Singular vector decomposition for sensitivity analyses of tropospheric chemical scenarios

Abstract

Observations of the chemical state of the atmosphere typically provide only sparse snapshots of the state of the system due to their insufficient temporal and spatial density. One possibility for optimisation of the state estimate is to target the observation of those parameters that have the largest potential of resulting in forecast improvements. In the present work, the technique of singular vector analysis is applied to atmospheric chemical modelling in order to identify the most sensitive chemical compounds during a given time period and prioritise them for measurement. Novel to the current work is the fact that, in the application of singular vector analysis, not only the initial values but also the emissions are considered as target variables for adaptive observation strategies. This specific application of singular vector analysis is studied in the context of a chemistry box model allowing for validation of its new features for two chemical regimes. The time and regime dependence of the ozone (O 3) and peroxyacetyl nitrate (PAN) formation potential of individual volatile organic compounds (VOCs) is investigated. Results show that the combined sensitivity of O3 and PAN to individual VOCs is strongly dependent on the photochemical scenario and simulation interval used. Particularly the alkanes show increasing sensitivities with increasing simulation length.

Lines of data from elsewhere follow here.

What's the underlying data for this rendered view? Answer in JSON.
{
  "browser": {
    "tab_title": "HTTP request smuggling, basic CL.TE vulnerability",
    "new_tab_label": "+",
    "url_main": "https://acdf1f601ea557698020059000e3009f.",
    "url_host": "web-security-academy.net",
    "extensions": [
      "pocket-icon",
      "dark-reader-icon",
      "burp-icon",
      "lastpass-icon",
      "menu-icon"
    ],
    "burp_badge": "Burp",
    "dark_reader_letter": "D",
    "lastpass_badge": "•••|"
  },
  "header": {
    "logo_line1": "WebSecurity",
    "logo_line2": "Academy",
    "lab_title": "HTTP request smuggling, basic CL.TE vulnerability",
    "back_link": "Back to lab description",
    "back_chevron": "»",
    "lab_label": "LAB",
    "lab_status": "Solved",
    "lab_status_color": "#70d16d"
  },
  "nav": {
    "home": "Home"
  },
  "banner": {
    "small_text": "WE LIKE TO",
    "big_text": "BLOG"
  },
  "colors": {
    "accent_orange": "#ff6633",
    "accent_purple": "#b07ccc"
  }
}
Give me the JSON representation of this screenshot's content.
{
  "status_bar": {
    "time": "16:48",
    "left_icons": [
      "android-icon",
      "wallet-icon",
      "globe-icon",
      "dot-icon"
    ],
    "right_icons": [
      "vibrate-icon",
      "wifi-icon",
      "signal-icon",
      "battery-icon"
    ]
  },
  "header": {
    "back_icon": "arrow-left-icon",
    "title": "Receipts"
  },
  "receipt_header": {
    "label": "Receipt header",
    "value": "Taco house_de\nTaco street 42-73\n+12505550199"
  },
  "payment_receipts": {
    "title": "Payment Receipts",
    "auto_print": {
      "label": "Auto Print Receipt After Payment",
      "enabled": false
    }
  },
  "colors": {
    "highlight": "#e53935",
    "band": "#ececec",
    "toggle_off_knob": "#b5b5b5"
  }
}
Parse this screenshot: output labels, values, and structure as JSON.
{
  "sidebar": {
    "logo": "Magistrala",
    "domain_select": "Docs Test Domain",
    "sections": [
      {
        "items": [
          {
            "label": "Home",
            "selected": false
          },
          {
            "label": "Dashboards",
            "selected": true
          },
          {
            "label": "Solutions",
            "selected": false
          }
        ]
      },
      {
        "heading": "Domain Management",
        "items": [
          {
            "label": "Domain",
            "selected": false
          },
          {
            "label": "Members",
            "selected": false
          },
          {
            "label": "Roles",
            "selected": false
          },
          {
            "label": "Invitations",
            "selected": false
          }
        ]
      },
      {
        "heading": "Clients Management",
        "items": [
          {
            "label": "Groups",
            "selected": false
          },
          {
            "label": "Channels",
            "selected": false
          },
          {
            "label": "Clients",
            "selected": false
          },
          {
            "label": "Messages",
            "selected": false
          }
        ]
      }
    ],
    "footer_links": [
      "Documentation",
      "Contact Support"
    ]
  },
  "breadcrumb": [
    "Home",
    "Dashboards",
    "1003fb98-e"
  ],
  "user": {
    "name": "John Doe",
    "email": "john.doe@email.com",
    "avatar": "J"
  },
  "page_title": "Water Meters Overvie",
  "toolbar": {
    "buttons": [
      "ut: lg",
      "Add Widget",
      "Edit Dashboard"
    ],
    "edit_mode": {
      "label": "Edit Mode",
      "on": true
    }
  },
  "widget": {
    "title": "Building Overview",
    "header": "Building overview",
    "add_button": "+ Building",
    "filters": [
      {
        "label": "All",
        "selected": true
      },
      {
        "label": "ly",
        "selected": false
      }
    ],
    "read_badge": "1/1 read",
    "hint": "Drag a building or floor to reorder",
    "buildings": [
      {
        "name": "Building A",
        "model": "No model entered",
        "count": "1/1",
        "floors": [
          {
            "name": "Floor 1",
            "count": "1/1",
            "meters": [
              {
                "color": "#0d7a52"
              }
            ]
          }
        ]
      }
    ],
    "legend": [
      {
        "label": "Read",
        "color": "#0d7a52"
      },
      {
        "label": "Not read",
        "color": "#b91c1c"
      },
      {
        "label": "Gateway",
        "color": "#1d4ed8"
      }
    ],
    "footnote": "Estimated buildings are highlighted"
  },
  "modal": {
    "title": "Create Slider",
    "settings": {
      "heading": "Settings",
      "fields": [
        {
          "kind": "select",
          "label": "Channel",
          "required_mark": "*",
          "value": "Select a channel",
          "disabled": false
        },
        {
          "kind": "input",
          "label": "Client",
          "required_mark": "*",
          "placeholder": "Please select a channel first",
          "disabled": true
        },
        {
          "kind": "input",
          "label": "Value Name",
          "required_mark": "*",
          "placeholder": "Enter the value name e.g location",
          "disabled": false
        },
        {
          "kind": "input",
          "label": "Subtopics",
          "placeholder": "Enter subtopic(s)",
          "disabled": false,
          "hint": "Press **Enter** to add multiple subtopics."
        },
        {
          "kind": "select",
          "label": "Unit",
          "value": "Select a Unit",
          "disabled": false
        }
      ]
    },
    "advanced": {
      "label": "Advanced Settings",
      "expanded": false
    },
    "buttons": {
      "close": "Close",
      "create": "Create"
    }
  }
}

Classifying the VOCs as being of high, medium, little or negligible importance for the formation of O3 and PAN allows for the identification of those VOCs that may be omitted from measurement. We find that it is possible to omit 6 out of 18 VOCs considered for initial value measurement and 4 out of 12 VOCs considered for emission measurement. The omission of these VOCs is independent of photochemical regime and simulation length. The VOCs selected for measuring account for more than 96% and 90% of the O3 and PAN sensitivity to VOCs, respectively. © Author(s) 2013.